La question du périmètre de l’économie sociale et solidaire est, depuis vingt ans, une tarte à la crème que l’on aime resservir. Le jeu du qui est in, qui est out, en même temps qu’il nourrit les quêtes identitaires, fournit nombre d’énigmes insolubles et amusantes : pourquoi les comités d’entreprise ne sont-ils jamais cités comme parties prenantes de l’ESS ? Pourquoi Henry Ford ou Édouard Leclerc ne sont-ils pas considérés comme des entrepreneurs sociaux ? Etc.
Si la « catégorie de pensée ESS » est difficile à appréhender, c’est qu’on prétend lui déterminer un contour objectif. C’est nier que toute taxinomie repose sur une approche et des choix arbitraires.

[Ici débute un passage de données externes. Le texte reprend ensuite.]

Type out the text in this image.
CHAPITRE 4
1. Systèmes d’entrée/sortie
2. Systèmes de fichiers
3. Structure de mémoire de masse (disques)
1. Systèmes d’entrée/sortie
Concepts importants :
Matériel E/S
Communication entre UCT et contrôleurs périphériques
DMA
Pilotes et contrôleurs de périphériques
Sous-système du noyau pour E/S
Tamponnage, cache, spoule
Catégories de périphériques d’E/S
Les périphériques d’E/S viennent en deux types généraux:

Or, comme son nom l’indique, l’économie sociale ET solidaire a refusé de choisir et n’assume aucune des divergences idéologiques qui la traversent.
Faisons preuve de malice : si l’ESS existe, n’est-ce pas justement pour refouler la question de l’idéologie, du projet politique qui devrait normalement se loger au cœur de toute initiative associative, coopérative ou mutualiste ? Sous l’étiquette ESS, tout devient tellement plus humaniste, moins subversif, moins radical.